Al principio era una melodía afable y triste, llena de melancolía y recuerdo, como las endechas de un ruiseñor solitario; animóse, luego, en un crescendo vivo, en gorjeos complicados, en trinos argentinos, entrecortados con gritos de amor que contrastaban con la serenidad de la tarde, y revoloteaban por el espacio como si fueran hojas que llevara el viento.

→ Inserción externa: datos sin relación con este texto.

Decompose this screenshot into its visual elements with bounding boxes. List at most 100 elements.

Por último volvió al tono triste del principio, lanzando una nota desgarradora que quedó flotando en la límpida atmósfera, como un suspiro de virazón:
Si yo hablase las lenguas de los hombres y de los ángeles y no tuviese caridad, sería como el metal que suena, o como la campana que tañe, ¡Nada sería!...¡Nada sería!... Si yo tuviese el don de la profecía y toda la ciencia, de tal manera que transportase los montes, y no tuviese caridad. ¡Nada sería!...¡Nada sería!... Si distribuyese todos mis bienes para el sustento de los pobres y entregase mi cuerpo para ser quemado, y no tuviese caridad. ¡Nada sería!...¡Nada sería!... |
El encanto de aquella voz parecía envolver la tierra en una ola de indefinible alegría. El día parecía más claro, el cielo más azul y el aire más leve.